Tout commence par l’envie de dessiner : Lukas Verstraete
Pour les jeunes bédéistes flamands, le savoir-faire et les albums tous publics ne suffisent plus; ce qui compte, c’est l’art. Leur formation les y incite, tout comme le succès (artistique) de certains de leurs prédécesseurs, tels que Judith Vanistendael, Brecht Evens et Olivier Schrauwen. Il existe un marché pour la BD d’art, et un système de subventions vise à l’encourager. Nous commençons cette série avec Een boek waarmee men vrienden maakt (Un livre avec lequel on se fait des amis), le premier livre de Lukas Verstraete.
Lukas Verstraete (° 1992) ne veut pas se laisser enfermer dans des exigences de forme ou de contenu. Avec le format XL et le papier doux et épais de Een boek waarmee men vrienden maakt, il tente de reproduire ses crayonnés originaux le plus fidèlement possible. Ce qu’il aime dessiner plus que tout? Les collisions, les bagarres, les explosions, les corps enchevêtrés et les scènes de masse chaotiques …
© Bries / L. Verstraete.
À propos de ce premier album, Verstraete confiait au magazine Focus Knack: «J’avais établi une liste des sujets que je voulais dessiner. Ensuite, j’ai imaginé une histoire qui me permettrait de relier toutes ces scènes. Cela m’a pris un an. Le processus d’écriture était intense, mais agréable. Je n’ai donc rien contre le narratif, mais tout commence pour moi par l’envie de dessiner.»
L’histoire comprend une foule de situations et de revirements. En résumé, il s’agit du récit d’un inconnu dont la tête est séparée du corps. Cette tête, qui porte en elle l’identité de l’inconnu, passe chaque fois d’un corps ou d’un objet à un autre au gré des collisions et des bagarres. Le corps sans identité subit de nombreux tourments mais fait preuve d’un instinct de survie acharné. Pour finir, les intrigues se rejoignent par le biais d’une intervention explicite de l’auteur lui-même. Mais la tête se rebiffe: elle a subi trop de changements intéressants pour se contenter de ce corps. Le corps tente le forcing mais l’inconnu recomposé est aussitôt harcelé comme au début du récit. L’histoire se termine ainsi en boucle, et c’est logique pour un livre qui ne veut pas d’un dénouement cathartique.
© Bries / L. Verstraete.
L’histoire que Verstraete a tissée autour de sa fascination pour les transformations corporelles n’est pas très originale – ces complications postmodernes sont bien connues – mais elle tient la route grâce à la richesse graphique. Même si l’on peut tout aussi bien estimer que l’excès de dessins complique la bonne compréhension de la trame.

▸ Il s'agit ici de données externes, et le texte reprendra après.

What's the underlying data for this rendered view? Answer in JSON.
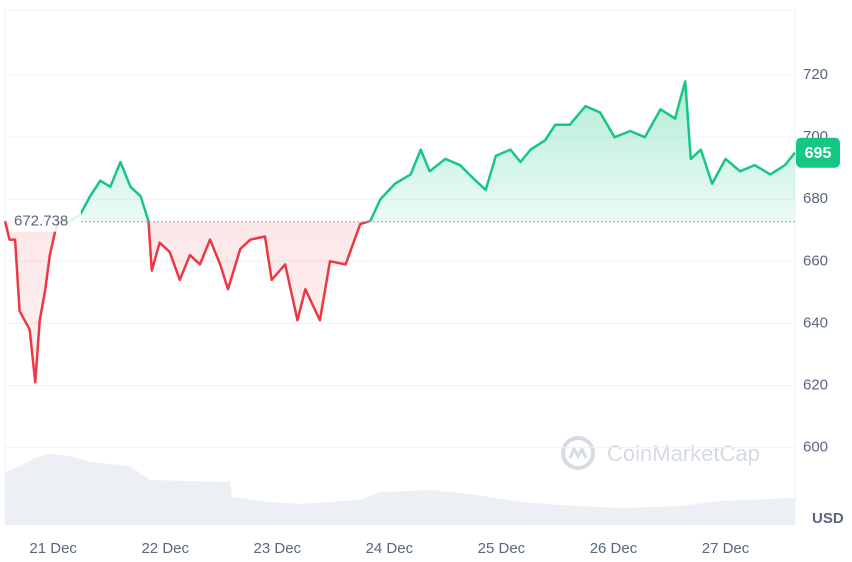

Le dessinateur manie une esthétique de la laideur (corps crispés et faciès torturés) qui rappelle l’expressionnisme allemand. Sur le plan stylistique, l’utilisation des couleurs et la composition complexe trahissent l’influence de ses maîtres Brecht Evens et Brecht Vandenbroucke. Étonnamment, Verstraete souligne aussi l’influence de Marc Sleen (1922-2016) et de l’approche anarchique que l’auteur de Néron a de la BD.